Given the protracted nature of the birth of this book - 5 years+; interrupted early on by the preparation of XSTL - it's quite conceivable that I have misunderstood this to some degree. I'm going to check my emails over the coming days ...
Probably the problem is more that I've traditionally conflated my preface being as Scott has stressed again recently "about the book, not what the book's about" with "what the book's about": they've tended to be more a Preface+Intro/Prologue. (The first version of the "Preface" that you saw, James, was just such a mix; the newer version is more in line with what it should be.)
I do remember that with IC++ my editor had to demand radical rewrites of the Preface, which later became separated as a Preface proper and a Prologue. When I did XSTL he complemented me on having done it right. Now I look back on it, I wonder why I stuffed the Monolith one so much; perhaps it's because I started this book before XSTL.
For me, perhaps because I seem to see things a little differently (either that, or I'm just bad at research and referencing), I need to have a substantial Prologue/Introduction (in Monolith it's going to be Intro) in order to set up both the style and the axioms of the book. This has not helped me in writing smaller books in the past, although I can't imagine how doing it differently wouldn't result in even bigger books. (With Monolith I'm determined to be <350 pages; time will tell.)
> The preface is certainly not the first thing I would > write, but I do know that different authors have different > styles. As an author, you grab on to anything that works > and go with it.
Now that I've done it, I'm glad I have. But next time - not that I ever want to write another "deep" book (famous last words?) - I will do it quite differently.
> And, remember: good writing is very anti-Lean. It is all > about rework — Craft of Revision and all of that.
Experience painfully attests. :-)
> Good > authors pen a discovery draft before writing the > deliverable. (I used to teach English composition, and > this technique was central to most composition pedagogy of > the time.) This preface might very well be the author's > discovery draft.
Agreed. And, yes, probably.
> I suspect, and hope, that we will see > this preface re-written a dozen times during the book's > lifetime.

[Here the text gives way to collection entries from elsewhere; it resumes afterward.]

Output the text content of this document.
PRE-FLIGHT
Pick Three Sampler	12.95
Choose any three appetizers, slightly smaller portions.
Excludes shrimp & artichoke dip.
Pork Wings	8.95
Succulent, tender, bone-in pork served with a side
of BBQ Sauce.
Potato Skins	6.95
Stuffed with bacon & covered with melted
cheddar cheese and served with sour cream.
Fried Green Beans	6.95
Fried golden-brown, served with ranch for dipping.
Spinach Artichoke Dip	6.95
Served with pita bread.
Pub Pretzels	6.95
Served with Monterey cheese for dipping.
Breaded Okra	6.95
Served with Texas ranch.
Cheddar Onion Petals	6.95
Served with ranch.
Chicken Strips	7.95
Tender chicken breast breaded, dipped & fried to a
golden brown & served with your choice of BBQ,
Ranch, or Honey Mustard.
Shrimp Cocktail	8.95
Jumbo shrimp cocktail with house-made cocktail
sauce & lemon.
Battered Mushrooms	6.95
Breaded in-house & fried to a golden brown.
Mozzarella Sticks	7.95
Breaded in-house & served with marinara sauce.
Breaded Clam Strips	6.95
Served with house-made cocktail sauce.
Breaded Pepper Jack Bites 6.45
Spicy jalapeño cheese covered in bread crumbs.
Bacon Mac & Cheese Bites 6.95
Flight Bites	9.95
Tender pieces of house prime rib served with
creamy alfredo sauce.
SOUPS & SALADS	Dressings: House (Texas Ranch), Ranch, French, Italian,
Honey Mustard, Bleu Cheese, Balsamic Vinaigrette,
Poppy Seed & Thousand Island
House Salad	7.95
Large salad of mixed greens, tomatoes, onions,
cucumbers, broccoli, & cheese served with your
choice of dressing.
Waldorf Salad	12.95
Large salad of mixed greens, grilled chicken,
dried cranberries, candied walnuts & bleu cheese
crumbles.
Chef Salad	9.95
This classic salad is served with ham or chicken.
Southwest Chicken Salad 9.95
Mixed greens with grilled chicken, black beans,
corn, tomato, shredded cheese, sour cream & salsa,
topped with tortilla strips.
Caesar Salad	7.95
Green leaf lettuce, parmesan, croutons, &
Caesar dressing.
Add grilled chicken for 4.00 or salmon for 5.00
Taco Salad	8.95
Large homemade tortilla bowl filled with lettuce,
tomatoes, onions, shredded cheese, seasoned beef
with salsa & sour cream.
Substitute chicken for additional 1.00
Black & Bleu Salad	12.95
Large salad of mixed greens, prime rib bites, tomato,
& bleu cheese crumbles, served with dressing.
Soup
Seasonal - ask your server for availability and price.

Already had 14 versions ...
> I can only encourage Matt to not become overly > attached to the current version.
Agreed
> After all, an author > should learn at least as much as his or her constituency > does through the process of writing and publication. That > process stands behind all great written works — including > programs.
Exactly. (And well put!)
While writing I end up asking myself every imaginable question about the subject matter. This usually results in my learning consciously and fully that which either (i) I happened along, partially, during practical work and/or (ii) things that I subconsciously "knew", imprecisely and without a traceable path of propositions.
I probably sound pretentious putting it thusly, but I do feel much afinity with artists - music, poetry, etc. - who suggest that they never feel to have created, but merely recorded something they tuned in on. For my part, I know my subconscious is a brilliant software designer, but I am merely a decent programmer who struggles along trying to precisely capture and codify what my silly subconscious concocts (while asleep, driving in the car, or, more usually, on my long morning bike rides).